Se inoltre vogliamo aggiungere un ulteriore termine di paragone, annoveriamo un prodotto polisemico come The Rain (qui una nostra analisi). Questa ci apre infatti un varco nel microcosmo di tutte quelle distopie che non a caso, si servono di realtà riconoscibili da contaminare con qualcosa di estraneo sia in senso lato che figurato. Che si tratti dunque di pioggia infettiva creata in laboratorio o di dubbie azioni svolte sul genoma umano, parliamo ugualmente dell’atavica lotta tra l’uomo e la natura, tra la sua mortalità e la vita eterna sulla Terra. L’idea stessa che la cura al virus della pioggia fosse da sempre custodita nel corpo di Rasmus, si avvicina alla speranza di Biohacker che dentro se stessi gli umani possano trovare cura e riscatto assoluto.
Cosa possiamo dire sulla conclusione di Biohacker?
È stata sicuramente una strategia narrativa coerente quella di aver fatto terminare la serie con un episodio dai tratti action e ad alto valore drammatico. La temperatura dunque si alza. Tra allarmi antincendio, fughe disperate e infine l’utilizzo dell’interfaccia cerebrale per ricostruire la memoria di Mia. Ma la vera vittima, alla fine dei giochi, sarà insospettabilmente la visionaria Professoressa Lorenz. Questi infatti verrà colpita da un proiettile sull’addome, aprendo così un dibattito su coloro che speravano potesse avere un finale tanto tragico e chi sin dall’inizio nutriva un’ambigua ammirazione per lei. Apprezzando a questo proposito la nuova alleanza con Mia.

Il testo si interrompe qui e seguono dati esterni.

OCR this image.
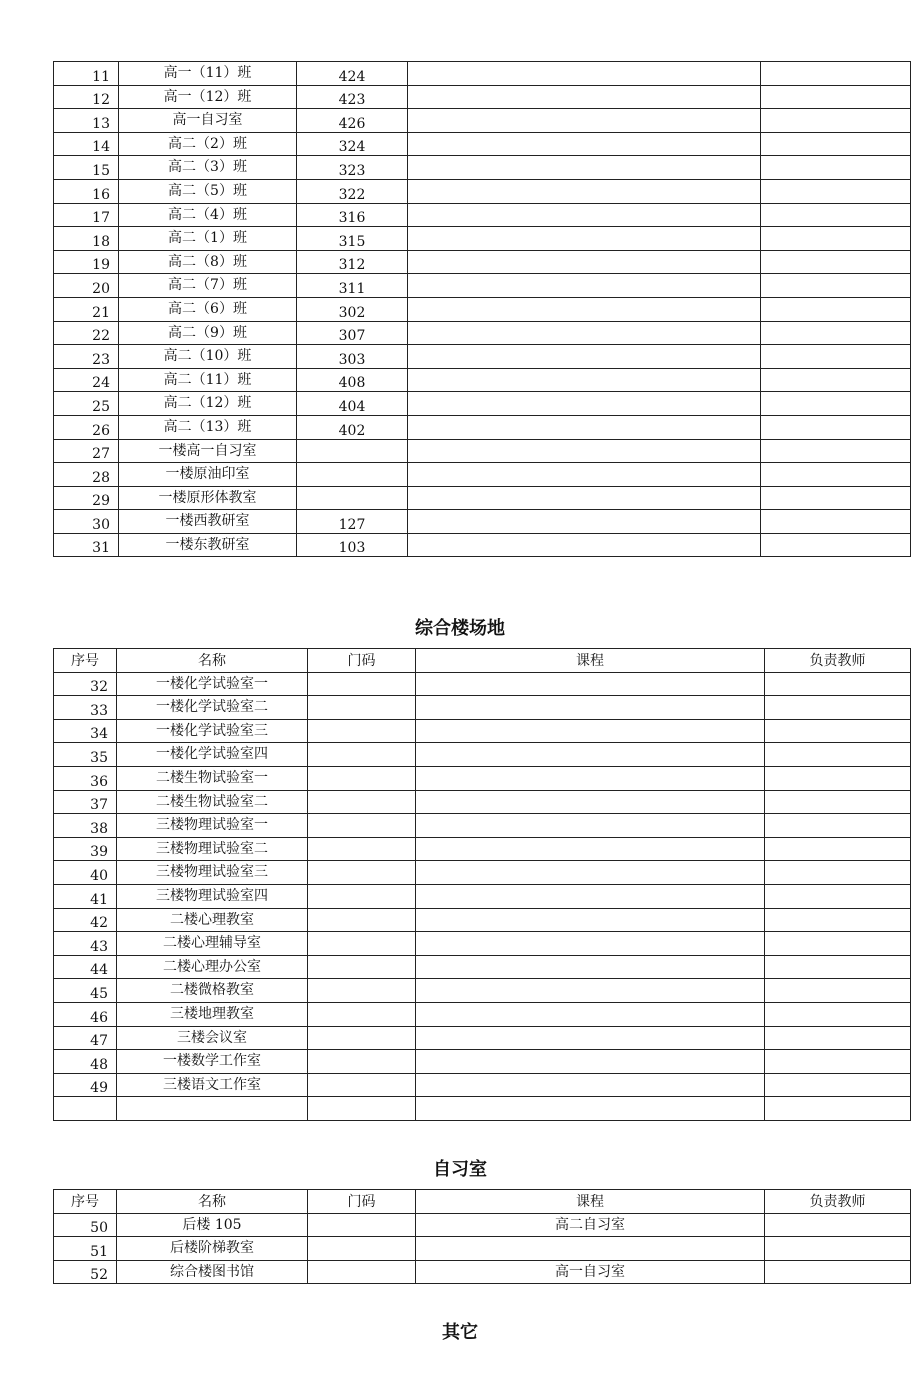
11	高一（11）班	424		
12	高一（12）班	423		
13	高一自习室	426		
14	高二（2）班	324		
15	高二（3）班	323		
16	高二（5）班	322		
17	高二（4）班	316		
18	高二（1）班	315		
19	高二（8）班	312		
20	高二（7）班	311		
21	高二（6）班	302		
22	高二（9）班	307		
23	高二（10）班	303		
24	高二（11）班	408		
25	高二（12）班	404		
26	高二（13）班	402		
27	一楼高一自习室			
28	一楼原油印室			
29	一楼原形体教室			
30	一楼西教研室	127		
31	一楼东教研室	103		
综合楼场地
序号	名称	门码	课程	负责教师
32	一楼化学试验室一			
33	一楼化学试验室二			
34	一楼化学试验室三			
35	一楼化学试验室四			
36	二楼生物试验室一			
37	二楼生物试验室二			
38	三楼物理试验室一			
39	三楼物理试验室二			
40	三楼物理试验室三			
41	三楼物理试验室四			
42	二楼心理教室			
43	二楼心理辅导室			
44	二楼心理办公室			
45	二楼微格教室			
46	三楼地理教室			
47	三楼会议室			
48	一楼数学工作室			
49	三楼语文工作室			

自习室
序号	名称	门码	课程	负责教师
50	后楼 105		高二自习室	
51	后楼阶梯教室			
52	综合楼图书馆		高一自习室	
其它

Pertanto, di un’ipotetica terza stagione di Biohacker si è pure parlato, in quanto il finale risulta tipicamente aperto e in un certo senso tronco. Tuttavia, è esattamente nell’ultima battuta che emerge il vero significato del prodotto, depurato a questo punto dalla cornice narrativa e dalle influenze dei personaggi. Alla luce di ciò a cui assistiamo possiamo forse affermare che Ditter voleva farci arrivare un messaggio puntuale e non troppo pretestuoso in fin dei conti. Sembra infatti che il suo obiettivo fosse quello di elargire una meritata punizione alla Lorenz e alla sua tracotanza perpetrata nel tempo, nonostante gli errori commesso nel percorso. Ragion per cui, nonostante abbiamo conosciuto il suo lato più verace e umano, meritava di essere un po’ punzecchiata, una volta che Mia e i suoi amici sembravano adesso fuori pericolo.
Manteniamo però un certo ottimismo
Idealizziamo quindi un lieto fine per questo esordio della biologia sintetica rivolto alla new generation. Ammesso dunque che un proiettile non sempre debba rivelarsi fatale, ci immaginiamo un più sincero legame futuro tra Mia e Tanja. Fatto indubbiamente di pentimento, perdono e condivisione della stessa vocazione. L’unica da bistrattare tra tutti i cattivi resterà dunque Lotta, che da stereotipata cheerleader del liceo, è diventata una talpa infame e pertanto imperdonabile.
Speriamo poi in ultima analisi che anche la storia d’amore tra Mia e Jasper, alleggeriti adesso da sospetti, vendetta e oblio, possa prosperare seppur con i suoi alti e bassi. Come ogni young adult che si rispetti! E al pubblico che ha particolarmente apprezzato Biohacker non posso far alto che fare una seria raccomandazione. Non provate a replicare in casa i mirabolanti esperimenti di Ole o a spingervi verso l’ignoto sentiero dell’editing genomico, se non avete tutte le carte in regola!